On comprend sans peine chez les naturalistes cette puissance à noter l’impression que fait l’extérieur des êtres ; mais qui s’attendrait à trouver chez plusieurs d’entre eux un style raffiné jusqu’à la préciosité ? En cherche qui voudra des exemples ; ils abondent dans l’œuvre de MM. de Goncourt. C’est qu’on peut être maniéré, comme on peut être brutal, à force de vouloir être vrai. L’alliance de la mièvrerie et de la crudité, si bizarre qu’elle puisse paraître, est plus commune qu’on ne pense. Saint-Amant, le poète haut en couleur qui chanta la vigne et les cabarets, fut un habitué de l’hôtel de Rambouillet et un maître en afféterie. Marivaux, dans son roman si délicat de Marianne, nous fait assister à un copieux échange de coups de gueule entre un cocher et une lingère ; Marivaux est pourtant le parrain, sinon le père, du marivaudage.
Un dernier trait qui s’impose à l’attention et qui n’est pas le moins surprenant, c’est l’invasion de la poésie et du lyrisme au milieu du roman réaliste. Il suffit de citer La Faute de l’abbé Mouret, de M. Zola. L’auteur la définit lui-même « une idylle adamique », et en effet, le parc abandonné où il enferme et enivre ses deux amoureux, le Paradou, n’est qu’une parodie du Paradis terrestre. Ce n’est pas là, du reste, un cas isolé, et il y a chez lui, comme chez ses disciples, plus d’une description exubérante où le lecteur étourdi a le droit de s’écrier « Ô poète ! »
Bornons-nous, pour le moment, à constater cette revanche imprévue de l’imagination, sans en chercher la raison d’être. Aussi bien, nous n’avons voulu d’abord que relever les traits essentiels du roman naturaliste contemporain, et voici les résultats auxquels nous avons été conduit.

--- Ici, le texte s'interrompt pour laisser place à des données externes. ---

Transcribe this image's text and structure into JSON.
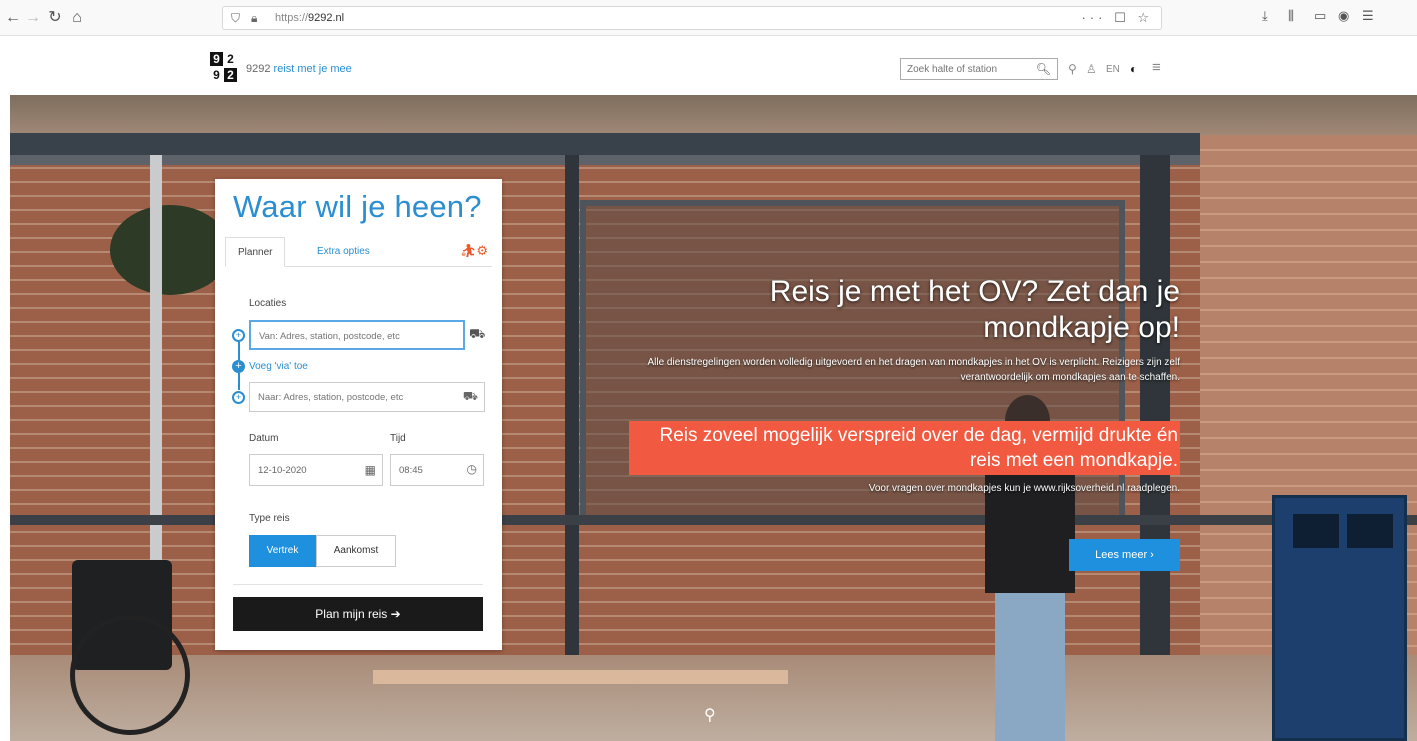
{
  "browser": {
    "url_proto": "https://",
    "url_host": "9292.nl",
    "url_actions": "··· ☐ ☆"
  },
  "header": {
    "logo": [
      "9",
      "2",
      "9",
      "2"
    ],
    "brand": "9292",
    "tagline": "reist met je mee",
    "search_placeholder": "Zoek halte of station",
    "language": "EN"
  },
  "planner": {
    "title": "Waar wil je heen?",
    "tabs": [
      {
        "label": "Planner",
        "active": true
      },
      {
        "label": "Extra opties",
        "active": false
      }
    ],
    "locations_label": "Locaties",
    "from_placeholder": "Van: Adres, station, postcode, etc",
    "add_via_label": "Voeg 'via' toe",
    "to_placeholder": "Naar: Adres, station, postcode, etc",
    "date_label": "Datum",
    "date_value": "12-10-2020",
    "time_label": "Tijd",
    "time_value": "08:45",
    "type_label": "Type reis",
    "type_options": [
      "Vertrek",
      "Aankomst"
    ],
    "plan_button": "Plan mijn reis ➔"
  },
  "hero": {
    "title": "Reis je met het OV? Zet dan je mondkapje op!",
    "body": "Alle dienstregelingen worden volledig uitgevoerd en het dragen van mondkapjes in het OV is verplicht. Reizigers zijn zelf verantwoordelijk om mondkapjes aan te schaffen.",
    "highlight": "Reis zoveel mogelijk verspreid over de dag, vermijd drukte én reis met een mondkapje.",
    "note": "Voor vragen over mondkapjes kun je www.rijksoverheid.nl raadplegen.",
    "more_button": "Lees meer ›"
  },
  "colors": {
    "accent": "#2a8ed1",
    "button_blue": "#1e90de",
    "highlight": "#f15a40",
    "dark_button": "#1a1a1a"
  }
}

Il se donne pour but la peinture exacte des mœurs actuelles ; il s’efforce d’être scientifique ; il prétend être impartial et impersonnel mais il est matérialiste et pessimiste de parti pris ; par suite, il est entraîné à choisir des sujets tristes et répugnants ; déterministe, il étudie de préférence les causes physiologiques des actions humaines et en particulier l’influence de l’hérédité ; il met surtout en lumière les appétits grossiers de notre nature et en suit le développement jusqu’au bout ; l’amour sensuel et la fille sont l’objet favori de ses études ; il sacrifie volontiers l’action à la description ; il a enfin un style abstrait, sensuel, ami des couleurs crues et des effets violents, ce qui ne l’empêche pas d’être parfois précieux et poétique.